It first came to prominence as the technical innovation behind cryptocurrency bitcoin. But why is blockchain – a digital, peer-to-peer ledger that records transactions in real time with ruthless accuracy – now set to change the way we do business far beyond the world of finance? Director asks the experts…
You wouldn’t steal a car,” flashes the caption in the anti-piracy advert that you may recall from the days of watching DVDs. “You wouldn’t steal a handbag. You wouldn’t steal a television.” The flaw in the ad’s reasoning, of course, was that many who wouldn’t dream of purloining someone’s physical property would not think twice about downloading a copy of a Ferrari California, a Hermès Birkin or a 55in smart TV, were it possible to do so without the rightful owner being deprived of their original prototype.
This is a quandary that has stumped the finest minds in the IT industry for decades: while replicating information digitally is all very well, reproducing things of actual monetary value is extremely problematic.
And while 3D printing has some way to go before we can start cloning Ferraris, the problem is a pressing one when the focus turns to other units that are worth something – and we’re not just talking about digital piracy.
“When it comes to things like assets, money, stocks, bonds or anything that has real value, sending a copy is a really bad idea,” explains Alex Tapscott, CEO and founder of Northwest Passage Ventures and co-author of the recently released book Blockchain Revolution: How the technology behind bitcoin is changing money, business, and the world.
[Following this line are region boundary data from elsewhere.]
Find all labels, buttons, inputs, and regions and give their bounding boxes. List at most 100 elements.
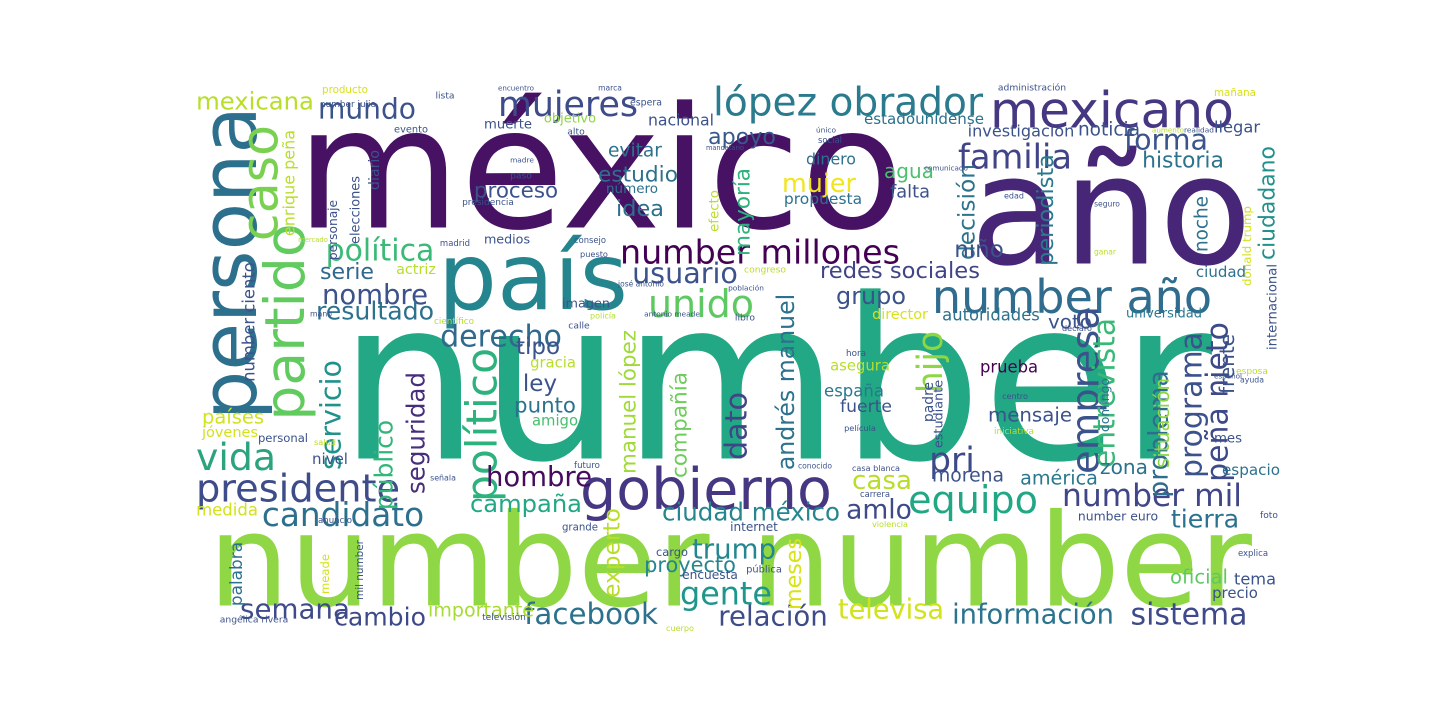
word-jose-antonio: josé antonio [617, 280, 664, 289]
word-precio: precio [1212, 584, 1258, 602]
word-mujer: mujer [782, 168, 857, 198]
word-unido: unido [648, 282, 754, 326]
word-importante: importante [428, 599, 534, 622]
word-pelicula: película [844, 423, 876, 433]
word-number-mil: number mil [1062, 478, 1242, 514]
word-prueba: prueba [980, 358, 1038, 377]
word-investigacion: investigación [968, 122, 1075, 141]
word-declaro: declaró [1062, 323, 1092, 333]
word-casa: casa [852, 466, 912, 496]
word-casa-blanca: casa blanca [852, 463, 900, 473]
word-espanol: español [1214, 372, 1242, 381]
word-dato: dato [720, 392, 755, 460]
word-decision: decisión [954, 164, 981, 260]
word-vida: vida [196, 435, 276, 479]
word-centro: centro [1002, 391, 1028, 401]
word-pri: pri [929, 441, 975, 481]
word-imagen: imagen [562, 297, 610, 312]
word-espacio: espacio [1222, 461, 1280, 479]
word-hora: hora [846, 349, 866, 359]
word-periodista: periodista [1033, 154, 1059, 266]
word-experto: experto [599, 508, 626, 598]
word-noche: noche [1192, 196, 1213, 252]
word-sistema: sistema [1131, 598, 1248, 633]
word-gente: gente [680, 576, 772, 613]
word-andres-manuel: andrés manuel [772, 294, 800, 470]
word-edad: edad [1004, 192, 1024, 201]
word-nino: niño [954, 237, 1004, 263]
word-derecho: derecho [440, 320, 562, 355]
word-entrevista: entrevista [1088, 318, 1123, 468]
word-number-julio: number julio [320, 100, 376, 110]
word-realidad: realidad [1184, 126, 1214, 135]
word-publico: público [370, 420, 399, 510]
word-television: televisión [482, 612, 526, 623]
word-zona: zona [1100, 455, 1148, 479]
word-agua: agua [884, 159, 934, 183]
word-evitar: evitar [608, 141, 662, 162]
word-futuro: futuro [574, 461, 600, 471]
word-muerte: muerte [484, 118, 532, 133]
word-madrid: madrid [440, 239, 470, 249]
word-hombre: hombre [486, 461, 592, 493]
word-familia: familia [958, 138, 1072, 177]
word-marca: marca [598, 84, 622, 93]
word-esposa: esposa [1236, 367, 1268, 377]
word-number: number [338, 251, 1213, 512]
word-cientifico: científico [434, 317, 474, 327]
word-encuentro: encuentro [498, 84, 534, 93]
word-mes: mes [1214, 432, 1242, 447]
word-candidato: candidato [262, 496, 424, 534]
word-amlo: amlo [846, 495, 912, 526]
word-ley: ley [523, 371, 557, 397]
word-problema: problema [1144, 370, 1175, 498]
word-idea: idea [616, 196, 664, 222]
word-grupo: grupo [836, 282, 906, 310]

“If I send you $20 (£15) in payment for something, it’s important that you know you have it and, crucially, that I no longer do, and that I cannot send that same $20 to every other person I know. That would make the $20 worthless, and the system wouldn’t work. So while it’s great to have an online printing press for information, it’s not for money.”
The current solution to this predicament – referred to as the “double spend problem” by computer scientists – is to have intermediaries such as banks, technology firms and governments administer every aspect of transactions, from identity issues to trust creation between parties via processing, settlement and record-keeping. But what if there were another way – a quicker, more secure, less complex and cheaper way?
“What if there were a vast distributed network, based on the principle of a ledger, that wasn’t just run on one single computer, like a bank system or a government database, but on every computer all around the world?” says Tapscott, who was a keynote speaker at a blockchain summit on Sir Richard Branson’s Necker Island in June. “
And on this network are things that have real value: money, stocks, titles, deeds, financial assets of every kind, intellectual property, even votes in an election, all moved and stored and managed peer-to-peer?” Enter, stage left, blockchain – the disruptive technology which Tapscott believes represents “the second generation of the internet”.